Tuesday, 21 April 2009

Equal Minimum Wage for FDWs in Hong Kong

April 16, 2009 - Press Statement: Hong Kong’s foreign domestic workers (FDWs) under the Asian Migrants Coordinating Body (AMCB) reiterate our call to the Legislative Council (Leg Co) and Labour Department to include them in the statutory minimum wage (SMW). The FDWs render valuable services to the HK society as part of its workforce – not the least of which is taking care of the elderly and the children – and thus, to exclude them from the SMW is unjust and discriminatory.

If the FDWs are already covered by the Labour Ordinance, why are we now being excluded from such a fundamental labour policy as the SMW? Such a move will contravene even conventions of the International Labor Organization (ILO) regarding wage and related matters such as ILO Convention No. 97 Migration for Employment Convention (Revised), 1949.

With this exclusion, the wage of FDWs shall still be governed by the system of the Minimum Allowable Wage (MAW) which is just an Executive decision and thus can be subjected anytime to salary cuts, like in 1999 and 2003, especially now that a recession has engulfed Hong Kong and the rest of the world. It is ironic and very unprincipled to have a minimum wage reduced.

Furthermore, the ILO itself stated in its ILO–EC Conference in Brussels in 30–31 October 2008 that a minimum wage and collective bargaining may, for instance, help limit the decline in purchasing power and protect the most vulnerable workers. The number of low pay workers is likely to increase in Europe (because of the recession). A wage floor could thus play an important role in this difficult period as a tool for motivating workers and mitigating poverty. FDWs are included in the SMW’s of France and those outside Europe such as Australia and Ontario, Canada.

As one of the lowest paid workers in Hong Kong, FDWs urgently need the SMW as one possible way for increasing the wage to cope with the current crisis.

The AMCB also deems it dangerous for the LAB to use the condition that FDWs work 16 hours a day or more as a basis for the exclusion. This is tantamount to saying that such slave-like working hours is acceptable.
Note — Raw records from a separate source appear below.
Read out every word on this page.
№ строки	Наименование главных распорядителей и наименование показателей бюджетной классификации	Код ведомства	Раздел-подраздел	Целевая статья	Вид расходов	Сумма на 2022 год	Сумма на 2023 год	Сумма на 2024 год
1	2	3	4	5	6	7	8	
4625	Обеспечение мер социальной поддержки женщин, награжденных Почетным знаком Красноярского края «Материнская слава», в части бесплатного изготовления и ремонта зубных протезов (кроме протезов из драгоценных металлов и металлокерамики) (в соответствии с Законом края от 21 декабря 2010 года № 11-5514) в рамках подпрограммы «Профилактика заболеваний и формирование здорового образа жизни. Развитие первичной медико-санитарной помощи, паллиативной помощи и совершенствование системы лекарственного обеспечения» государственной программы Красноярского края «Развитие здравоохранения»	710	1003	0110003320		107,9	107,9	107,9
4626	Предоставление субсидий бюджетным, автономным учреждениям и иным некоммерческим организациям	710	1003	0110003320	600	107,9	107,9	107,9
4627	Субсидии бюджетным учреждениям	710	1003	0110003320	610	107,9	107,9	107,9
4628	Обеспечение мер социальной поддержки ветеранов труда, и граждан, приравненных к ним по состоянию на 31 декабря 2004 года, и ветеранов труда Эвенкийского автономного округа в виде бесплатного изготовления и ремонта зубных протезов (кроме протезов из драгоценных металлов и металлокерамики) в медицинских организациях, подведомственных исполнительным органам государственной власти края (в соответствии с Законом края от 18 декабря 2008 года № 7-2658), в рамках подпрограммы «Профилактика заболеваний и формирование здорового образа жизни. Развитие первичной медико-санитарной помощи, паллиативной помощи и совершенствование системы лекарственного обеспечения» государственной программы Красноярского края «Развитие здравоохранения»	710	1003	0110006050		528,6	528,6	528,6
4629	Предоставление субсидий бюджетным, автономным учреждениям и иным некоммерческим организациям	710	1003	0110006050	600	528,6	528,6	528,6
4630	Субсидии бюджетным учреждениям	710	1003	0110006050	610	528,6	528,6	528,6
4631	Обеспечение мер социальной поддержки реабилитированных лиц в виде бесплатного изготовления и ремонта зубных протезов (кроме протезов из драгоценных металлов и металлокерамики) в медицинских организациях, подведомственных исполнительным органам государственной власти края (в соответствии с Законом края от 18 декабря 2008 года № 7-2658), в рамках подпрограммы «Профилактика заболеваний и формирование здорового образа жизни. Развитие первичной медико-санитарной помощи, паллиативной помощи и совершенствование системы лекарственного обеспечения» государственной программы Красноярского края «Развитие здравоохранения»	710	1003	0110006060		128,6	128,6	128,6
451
While it is true that the working hours of FDWs are different from other workers, it is not impossible to set an SMW for FDWs as shown in other countries like France or Australia.

FDW wage should not be sacrificed merely because it is more convenient just to let the current exploitative condition remain.

The AMCB is already in the process of formulating a submission for the Labour Department on FDW inclusion to the SMW. We call on to the Labour Department, the LegCo and the HK government to heed the call of FDWs to be treated as workers and, thus, should not be excluded from a very important legislation as the minimum wage.

Finally, the AMCB calls on to our fellow workers among the local trade unions to remain steadfast in the demand to have all workers covered by the SMW. Only if all workers are protected can we really be confident that the rights of workers will be upheld.